In this article, I’d like to take one step forward and focus on how to make sure the changes stick after projects are completed.
Here’s the thing. When change initiatives end successfully, organisations have an incredible opportunity to learn from what went well and adapt their way of working/thinking/behaving across the whole organization.
In reality, this doesn’t happen most of the time. In fact, organisations, despite the success of the change initiative, go back to their “old” norms and behaviors, so they treat the change project as an ad-hoc and standalone project.
There is a good reason for that.
Organisations have their own culture and don’t like to change it unless leaders realise the company culture is not a fit anymore to improve performance.
In fact, culture change is a top-down initiative. Without clear direction, full commitment, and involvement from the leaders, cultures don’t change. Full stop.
However, executing successful change initiatives gives a terrific opportunity to organisations to see things from a different perspective and embrace new ways of work for the future.
Let’s bring an example.
Imagine you’re running a change initiative to explore a new market by providing a new set of services or products. A sort of pilot test for now.
During uncertainties, this happens quite often.
If you follow the right steps, you have:
·Built a new vision and new objectives for the project.
·Anticipated internal resistance
·Communicated internally the new project vision and why that matters
·Built a cross-functional team to lead, build the strategy and manage the initiative
As the project goes on, the team decides to build a new set of values, norms, rules to work together. It’s what I call “the rules of the game”. They decide how they will communicate, what they won’t tolerate, how they will fight resistance, what risks and challenges they will experience during the journey, how they will deal with issues and conflicts, etc.

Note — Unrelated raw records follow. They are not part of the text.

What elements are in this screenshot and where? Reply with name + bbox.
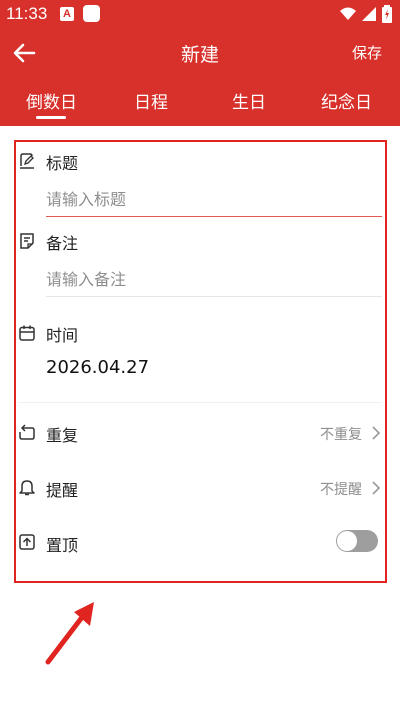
signal-icon xyxy=(362,7,376,21)
notification-square-icon xyxy=(83,5,100,22)
page-title: 新建 xyxy=(180,44,219,66)
tab-birthday[interactable]: 生日 xyxy=(232,88,266,113)
notification-a-icon: A xyxy=(60,7,74,21)
active-tab-indicator xyxy=(36,116,66,119)
annotation-highlight-box xyxy=(14,140,387,583)
status-icons xyxy=(340,5,392,23)
tab-countdown[interactable]: 倒数日 xyxy=(26,88,77,113)
tab-bar: 倒数日 日程 生日 纪念日 xyxy=(0,78,400,126)
save-button[interactable]: 保存 xyxy=(352,42,382,63)
annotation-arrow-icon xyxy=(45,602,94,665)
battery-icon xyxy=(382,5,392,23)
status-time: 11:33 xyxy=(6,4,48,23)
app-bar: 新建 保存 xyxy=(0,28,400,78)
status-bar: 11:33 A xyxy=(0,0,400,28)
tab-anniversary[interactable]: 纪念日 xyxy=(321,88,372,113)
wifi-icon xyxy=(340,7,356,20)
tab-schedule[interactable]: 日程 xyxy=(134,88,168,113)
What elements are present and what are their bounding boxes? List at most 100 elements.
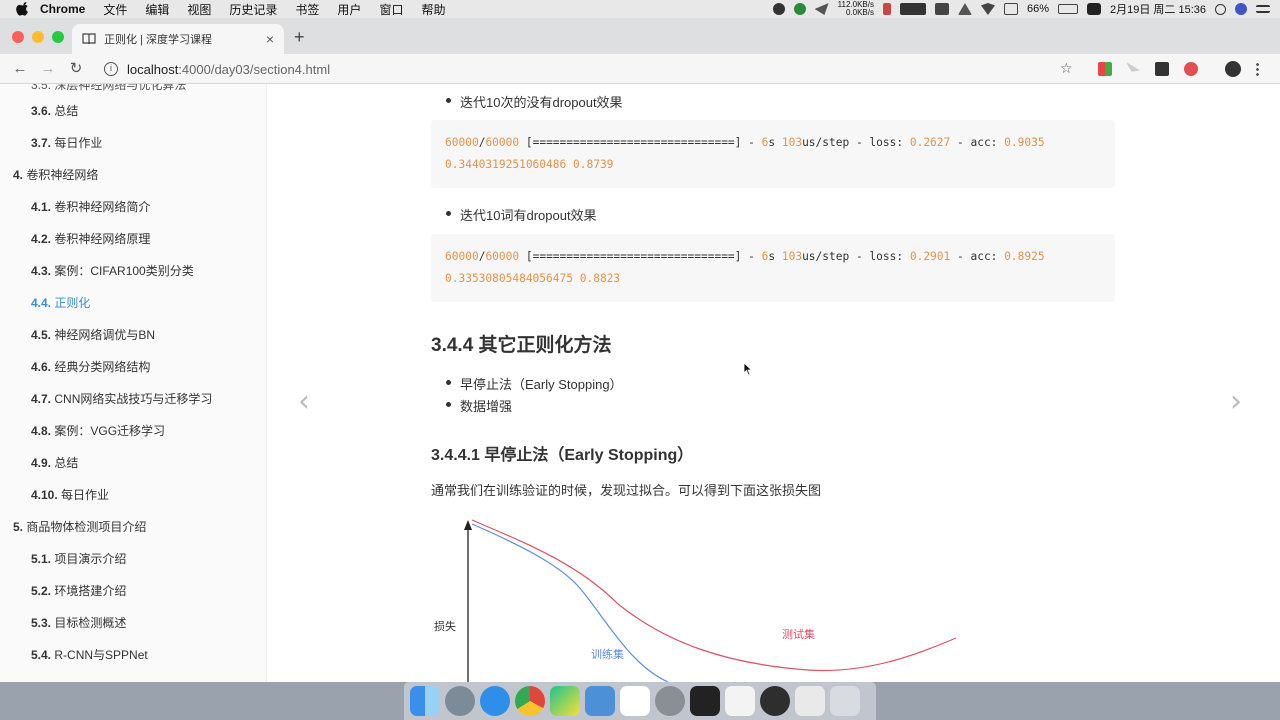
pycharm-icon[interactable] <box>550 686 580 716</box>
toc-item-4-7[interactable]: 4.7. CNN网络实战技巧与迁移学习 <box>31 390 212 407</box>
record-icon[interactable] <box>772 3 785 15</box>
mac-menubar: Chrome 文件 编辑 视图 历史记录 书签 用户 窗口 帮助 112.0KB… <box>0 0 1280 18</box>
toc-item-5[interactable]: 5. 商品物体检测项目介绍 <box>13 518 146 535</box>
toc-item-4-10[interactable]: 4.10. 每日作业 <box>31 486 109 503</box>
toc-label: CNN网络实战技巧与迁移学习 <box>54 392 213 406</box>
toc-item-5-1[interactable]: 5.1. 项目演示介绍 <box>31 550 126 567</box>
wifi-icon[interactable] <box>980 3 995 15</box>
close-window-button[interactable] <box>12 31 24 43</box>
obs-icon[interactable] <box>760 686 790 716</box>
reload-icon[interactable]: ↻ <box>68 60 84 77</box>
menu-bookmarks[interactable]: 书签 <box>295 1 319 18</box>
toc-sidebar: 3.5. 深层神经网络与优化算法 3.6. 总结 3.7. 每日作业 4. 卷积… <box>0 84 267 682</box>
menu-app-chrome[interactable]: Chrome <box>40 2 85 16</box>
toc-item-4-6[interactable]: 4.6. 经典分类网络结构 <box>31 358 150 375</box>
page-content: 3.5. 深层神经网络与优化算法 3.6. 总结 3.7. 每日作业 4. 卷积… <box>0 84 1280 682</box>
toc-item-4-5[interactable]: 4.5. 神经网络调优与BN <box>31 326 155 343</box>
toc-item-3-6[interactable]: 3.6. 总结 <box>31 102 78 119</box>
code-num: 103 <box>781 136 803 149</box>
code-num: 0.2901 <box>909 250 951 263</box>
input-method-icon[interactable] <box>1087 3 1101 15</box>
toc-label: 每日作业 <box>61 488 110 502</box>
new-tab-icon[interactable]: + <box>294 27 305 48</box>
toc-item-5-3[interactable]: 5.3. 目标检测概述 <box>31 614 126 631</box>
next-page-icon[interactable]: › <box>1230 384 1242 419</box>
chrome-menu-icon[interactable] <box>1256 62 1259 76</box>
toc-item-4-4-active[interactable]: 4.4. 正则化 <box>31 294 90 311</box>
y-axis-label: 损失 <box>434 619 456 633</box>
keyboard-viewer-icon[interactable] <box>795 686 825 716</box>
siri-icon[interactable] <box>1235 3 1247 15</box>
toc-label: 卷积神经网络简介 <box>54 200 151 214</box>
toc-item-5-2[interactable]: 5.2. 环境搭建介绍 <box>31 582 126 599</box>
cpu-graph-icon <box>899 3 926 15</box>
toc-item-5-4[interactable]: 5.4. R-CNN与SPPNet <box>31 646 148 663</box>
extension-cursor-icon[interactable] <box>1126 62 1140 72</box>
chrome-icon[interactable] <box>515 686 545 716</box>
forward-icon[interactable]: → <box>40 60 56 77</box>
toc-item-4-9[interactable]: 4.9. 总结 <box>31 454 78 471</box>
clock[interactable]: 2月19日 周二 15:36 <box>1110 1 1206 17</box>
menu-people[interactable]: 用户 <box>337 1 361 18</box>
menu-file[interactable]: 文件 <box>103 1 127 18</box>
toc-num: 4.6. <box>31 360 52 374</box>
extension-x-icon[interactable] <box>1155 62 1169 76</box>
zoom-window-button[interactable] <box>52 31 64 43</box>
tools-icon[interactable] <box>957 3 972 15</box>
toc-num: 3.7. <box>31 136 52 150</box>
code-num: 0.33530805484056475 <box>445 272 573 285</box>
extension-grid-icon[interactable] <box>1098 62 1112 76</box>
toc-item-4[interactable]: 4. 卷积神经网络 <box>13 166 98 183</box>
toc-item-partial[interactable]: 3.5. 深层神经网络与优化算法 <box>31 84 186 93</box>
toc-item-3-7[interactable]: 3.7. 每日作业 <box>31 134 102 151</box>
net-down: 0.0KB/s <box>845 8 874 17</box>
menu-view[interactable]: 视图 <box>187 1 211 18</box>
prev-page-icon[interactable]: ‹ <box>298 384 310 419</box>
back-icon[interactable]: ← <box>12 60 28 77</box>
system-preferences-icon[interactable] <box>655 686 685 716</box>
spotlight-search-icon[interactable] <box>1215 3 1226 15</box>
battery-icon[interactable] <box>1058 4 1078 14</box>
toc-num: 5. <box>13 520 24 534</box>
address-bar[interactable]: i localhost:4000/day03/section4.html <box>104 58 1084 80</box>
launchpad-icon[interactable] <box>445 686 475 716</box>
toc-item-4-8[interactable]: 4.8. 案例：VGG迁移学习 <box>31 422 165 439</box>
toc-item-4-2[interactable]: 4.2. 卷积神经网络原理 <box>31 230 150 247</box>
toc-label: 项目演示介绍 <box>54 552 127 566</box>
info-icon[interactable]: i <box>104 62 118 76</box>
profile-avatar[interactable] <box>1225 61 1241 77</box>
airplay-icon[interactable] <box>1003 3 1018 15</box>
url-host: localhost <box>127 61 179 77</box>
close-tab-icon[interactable]: × <box>266 31 274 47</box>
docker-icon[interactable] <box>934 3 949 15</box>
finder-icon[interactable] <box>410 686 440 716</box>
extension-shield-icon[interactable] <box>1184 62 1198 76</box>
upload-icon[interactable] <box>793 3 806 15</box>
menu-help[interactable]: 帮助 <box>421 1 445 18</box>
keynote-icon[interactable] <box>585 686 615 716</box>
tab-strip: 正则化 | 深度学习课程 × + <box>0 18 1280 54</box>
bookmark-star-icon[interactable]: ☆ <box>1060 60 1073 77</box>
menu-history[interactable]: 历史记录 <box>229 1 277 18</box>
toc-label: 卷积神经网络原理 <box>54 232 151 246</box>
minimize-window-button[interactable] <box>32 31 44 43</box>
toc-item-4-3[interactable]: 4.3. 案例：CIFAR100类别分类 <box>31 262 194 279</box>
toc-label: 总结 <box>54 456 79 470</box>
notification-center-icon[interactable] <box>1256 5 1270 13</box>
toc-label: 总结 <box>54 104 79 118</box>
toc-item-4-1[interactable]: 4.1. 卷积神经网络简介 <box>31 198 150 215</box>
typora-icon[interactable] <box>620 686 650 716</box>
apple-icon[interactable] <box>16 2 30 16</box>
terminal-icon[interactable] <box>690 686 720 716</box>
menu-window[interactable]: 窗口 <box>379 1 403 18</box>
menu-edit[interactable]: 编辑 <box>145 1 169 18</box>
safari-icon[interactable] <box>480 686 510 716</box>
test-series-label: 测试集 <box>782 627 815 641</box>
code-text: [==============================] - <box>519 250 762 263</box>
list-item: 迭代10词有dropout效果 <box>446 205 597 224</box>
code-num: 0.8739 <box>573 158 614 171</box>
telegram-icon[interactable] <box>814 3 829 15</box>
tab-active[interactable]: 正则化 | 深度学习课程 × <box>72 24 284 54</box>
textedit-icon[interactable] <box>725 686 755 716</box>
trash-icon[interactable] <box>830 686 860 716</box>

Not just that. As they start dealing with a new market with a new offering, they also realise they have to change other things to adapt to external forces. For example:
·The new market doesn’t like organisations with an old-fashioned approach
·The new type of clients requires a different mindset
·The message to the market should be different than what they used in the past
·Their offerings must bring innovative solutions
In other words, the team is setting a new way of thinking and acting, internally but also towards the market.
Imagine that worked. They got some great results. The test is now validated.
But…imagine they have disrupted old norms and behaviors. They now realise the new culture they built for the team shall be embraced by the whole organisation. Leaders like that. Why? Because there is proof now that a new culture works.
Visionaries leaders see these opportunities all the time and maybe don’t need validation from projects. But sometimes, when you are stuck, tangible results from change initiatives can really help leaders to make strategic decisions like changing the company culture.
In this short example, I hope you realise it’s possible to drive changes from anywhere in the organisation. However, it’s always up to the leaders to embrace the changes and make sure these changes stick across the organisation for the long term.
Changes drive culture. Culture drives changes. This is how you evolve and improve as an organisation.